# Reviews for Repashy super foods



## 2wheelsx2 (Apr 21, 2010)

Since I haven't seen any detailed reviews yet, I thought I would just post up a thread and those who want to add an input please do so. I've decided to lump it all together, so please state which food you tried.

Food: Soilent Green
Amount made: 1/4 cup (so 3/4 of water)

The stuff smells like Nori (the seaweed pieces from sushi). And once you mix the water in, it's fairly strong to my nose. I did it just like the video. Boiling hot water. Then threw the powder in and used a small whisk in a soup bowl. I mixed for 30 seconds and then poured into 2 small clean yogurt containers. It started setting right away. So I rushed and used a small spatula to scoop it in.
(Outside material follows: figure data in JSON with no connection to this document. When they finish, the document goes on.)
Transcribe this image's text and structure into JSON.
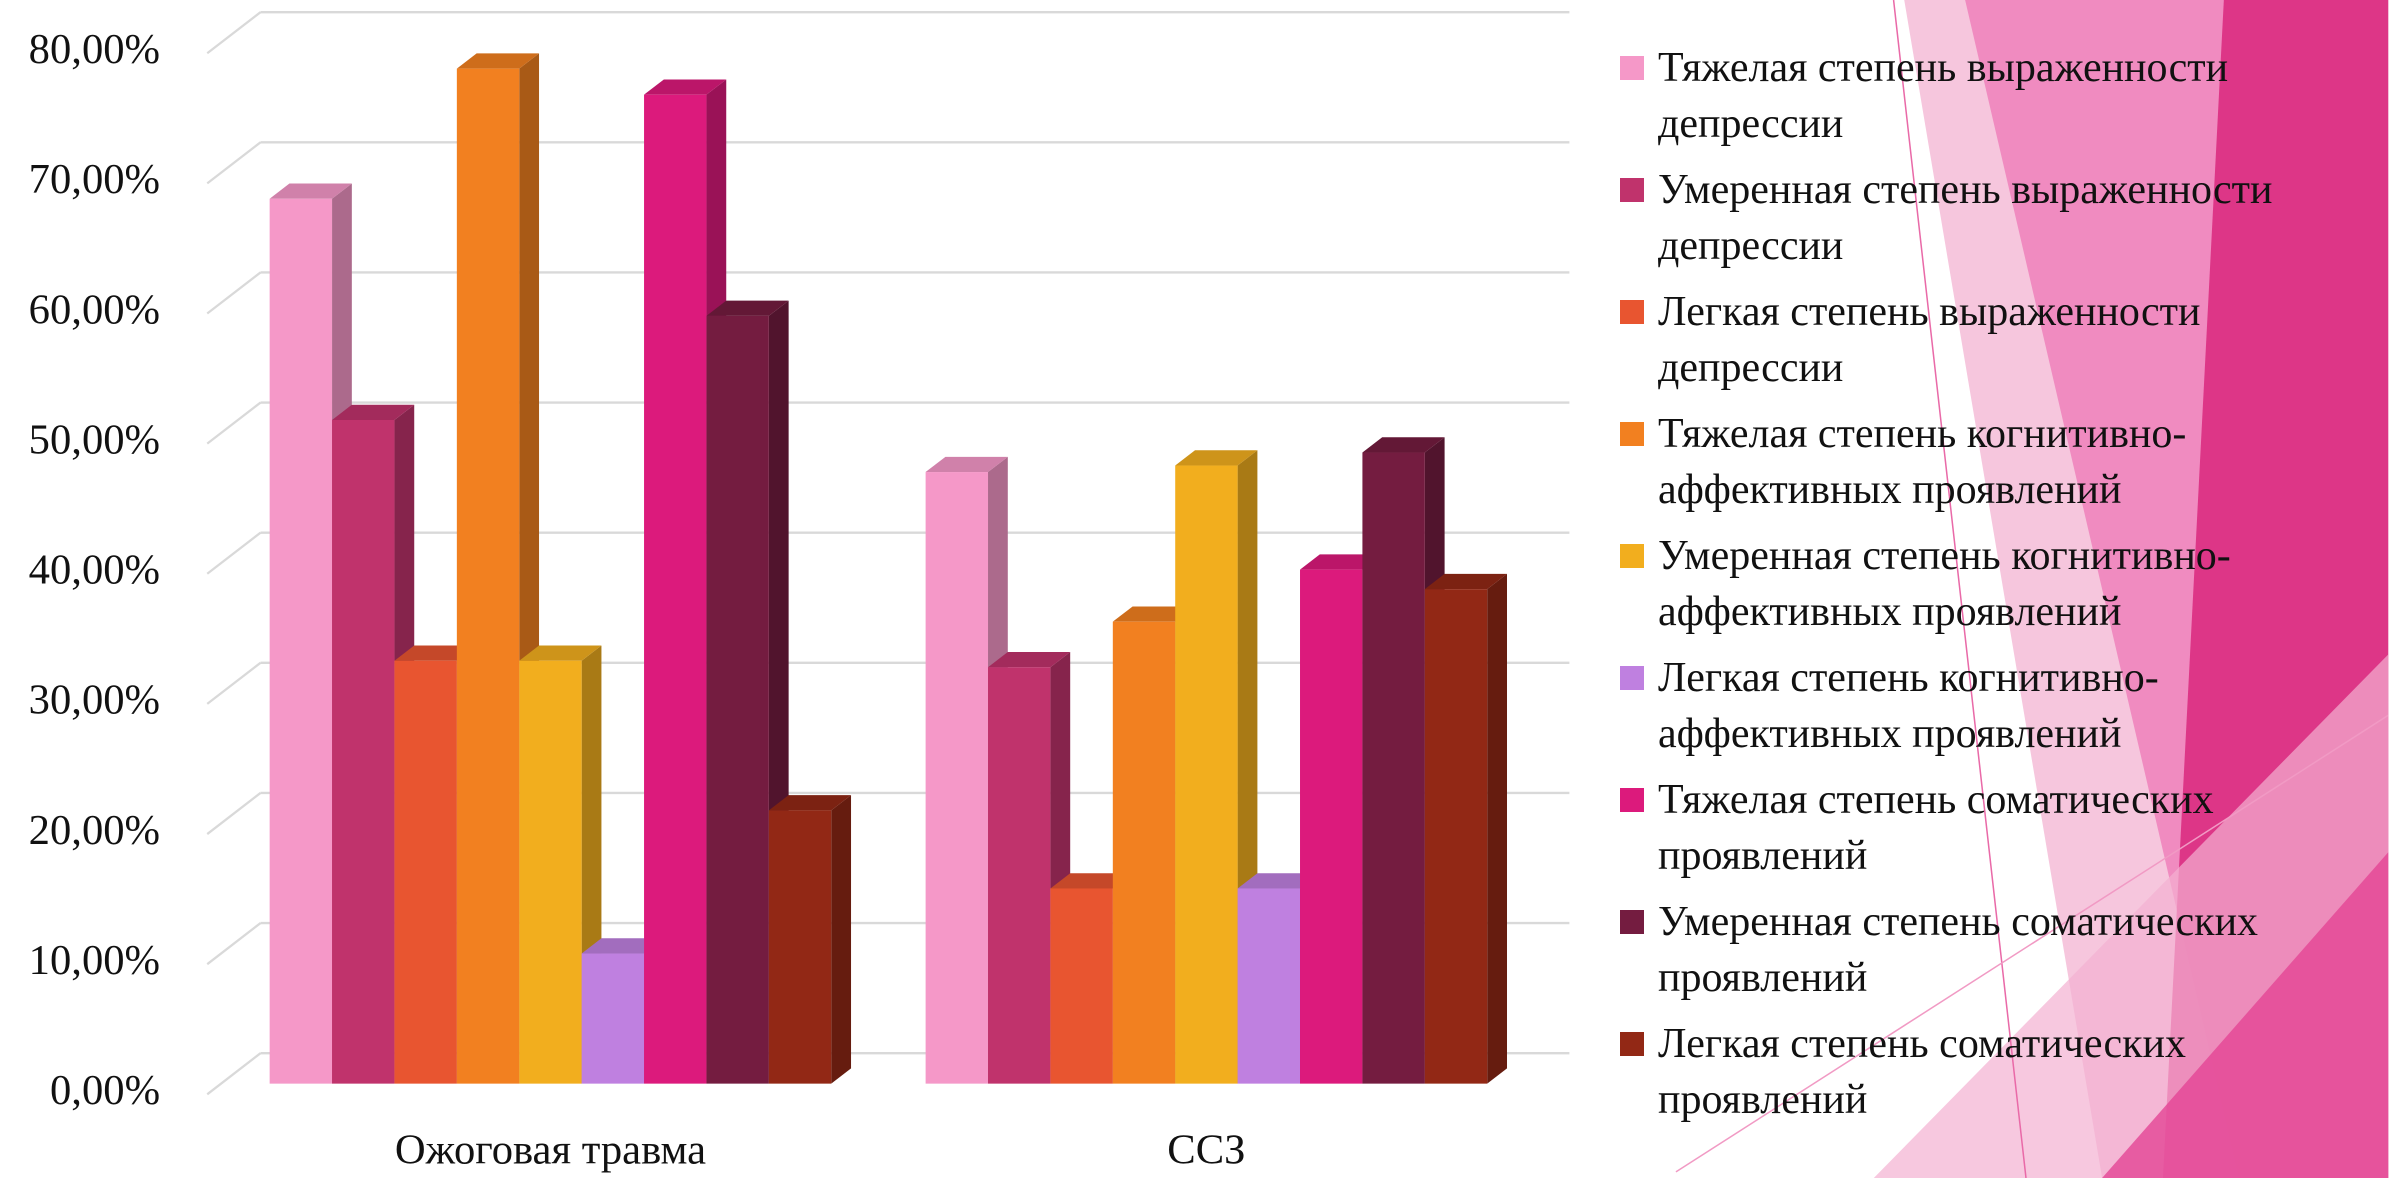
{
  "chart_data": {
    "type": "bar",
    "categories": [
      "Ожоговая травма",
      "ССЗ"
    ],
    "series": [
      {
        "name": "Тяжелая степень выраженности депрессии",
        "color": "#f598c8",
        "values": [
          68,
          47
        ]
      },
      {
        "name": "Умеренная степень выраженности депрессии",
        "color": "#c0336c",
        "values": [
          51,
          32
        ]
      },
      {
        "name": "Легкая степень выраженности депрессии",
        "color": "#e85530",
        "values": [
          32.5,
          15
        ]
      },
      {
        "name": "Тяжелая степень когнитивно-аффективных проявлений",
        "color": "#f28020",
        "values": [
          78,
          35.5
        ]
      },
      {
        "name": "Умеренная степень когнитивно-аффективных проявлений",
        "color": "#f2ae1e",
        "values": [
          32.5,
          47.5
        ]
      },
      {
        "name": "Легкая степень когнитивно-аффективных проявлений",
        "color": "#bf80e0",
        "values": [
          10,
          15
        ]
      },
      {
        "name": "Тяжелая степень соматических проявлений",
        "color": "#dc1a7c",
        "values": [
          76,
          39.5
        ]
      },
      {
        "name": "Умеренная степень соматических проявлений",
        "color": "#741c40",
        "values": [
          59,
          48.5
        ]
      },
      {
        "name": "Легкая степень соматических проявлений",
        "color": "#922815",
        "values": [
          21,
          38
        ]
      }
    ],
    "ylim": [
      0,
      80
    ],
    "yticks": [
      {
        "value": 0,
        "label": "0,00%"
      },
      {
        "value": 10,
        "label": "10,00%"
      },
      {
        "value": 20,
        "label": "20,00%"
      },
      {
        "value": 30,
        "label": "30,00%"
      },
      {
        "value": 40,
        "label": "40,00%"
      },
      {
        "value": 50,
        "label": "50,00%"
      },
      {
        "value": 60,
        "label": "60,00%"
      },
      {
        "value": 70,
        "label": "70,00%"
      },
      {
        "value": 80,
        "label": "80,00%"
      }
    ],
    "grid": true
  }
}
In 15 minutes, it was hardened but still warm. Through it a small chunk into my 20 gallon growout for plecos and shrimps and the shrimps and BNP's were all over it, with the male backing out of the cave as soon as the food hit the substrate. It's been 2 minutes and it's all gone.

Verdict: Plecos and shrimp love it!

Mistakes:
1. Do it with the water as hot as possible.
2. Don't mix too long or it'll set.

That's it. Piece of cake. It would take the same amount of time to do a cup's worth, just need bigger containers. Would I buy again. You bet ya!

Next up on the weekend: Meat Pie.


----------



## effox (Apr 21, 2010)

Mmmm... Meat pie!

Good review and thanks!


----------



## wsl (Apr 21, 2010)

I bought "shrimp souffle" from Patrick last weekend, and it seems to be a good food so far. I followed the directions, and it came out with the consistency of firm jello which I then cut into small cubes to feed my shrimp. My biggest complaint about it is definitely the smell though, as it is fairly overpowering when it is being prepared. However, I've since frozen the cubes so they don't give off such a stench anymore, and it at least serves to attract all my shrimp over in a short time. I noticed that my corys seem to enjoy it as well when I threw a piece in my community tank. I got the 2oz package, and it definitely makes a lot of food, well worth the $10 I paid for it.


----------



## April (Apr 21, 2010)

The discus aren't impressed with the meat pie. Alot are trying it on discus on simply with the same results.
I'm still experimenting with adding stuff.
The tropicals take to it. 
I'm sure it's great for pleccos and cat fish. The algae based one.
Easy to make for sure. I just used boiling water, stir and done.

---
I am here: http://maps.google.com/maps?ll=49.275098,-122.835499


----------



## Mykiss (Apr 22, 2010)

thanks for the great reports everyone!


----------



## mdwflyer (Jan 11, 2011)

I was warned, and can confirm, mixing meat pie STINKS!

Fish review coming up...


----------



## 2wheelsx2 (Apr 21, 2010)

mdwflyer said:


> I was warned, and can confirm, mixing meat pie STINKS!
> 
> Fish review coming up...


Hahaha..your post just reminded me to add my review for Meat Pie. Believe it or not, I bought it from Pat and forgot about it until I got my new batch of Soilent Green.  Meat Pie actually smells a little less than Soilent Green but not by much. I put it in all my tanks tonight after mixing up a batch last night (1/4 cup of powder). Everything went for it except my discus, which was not unexpected based on the reviews on SimplyDiscus. All my plecos, went for it and of course all the shrimps. Curiously it was obvious that it was more popular with the meat eaters (Hypans, Leporacanthicus, Peckoltia, Scobiancistrus). My BNP's went for it too, but the Panaque and Baryancistrus didn't. Tetras loved it, but the cories never got a chance since the plecos were all over it. I'll try a bit more next time so that it lasts more than 2 minutes to see if other fish go for it.


----------



## mdwflyer (Jan 11, 2011)

My dog loves it, cats went nuts, my wife can't stand it. African pleco tank loved it, fussy l260's took their time secretly making it all go away.


----------



## jay_leask (Apr 22, 2010)

i tried the meat pie, and all my fish took to it right away.


----------



## architeuthis (Apr 22, 2010)

I've used superfly. The flies love it. It smells like cinnamon.


----------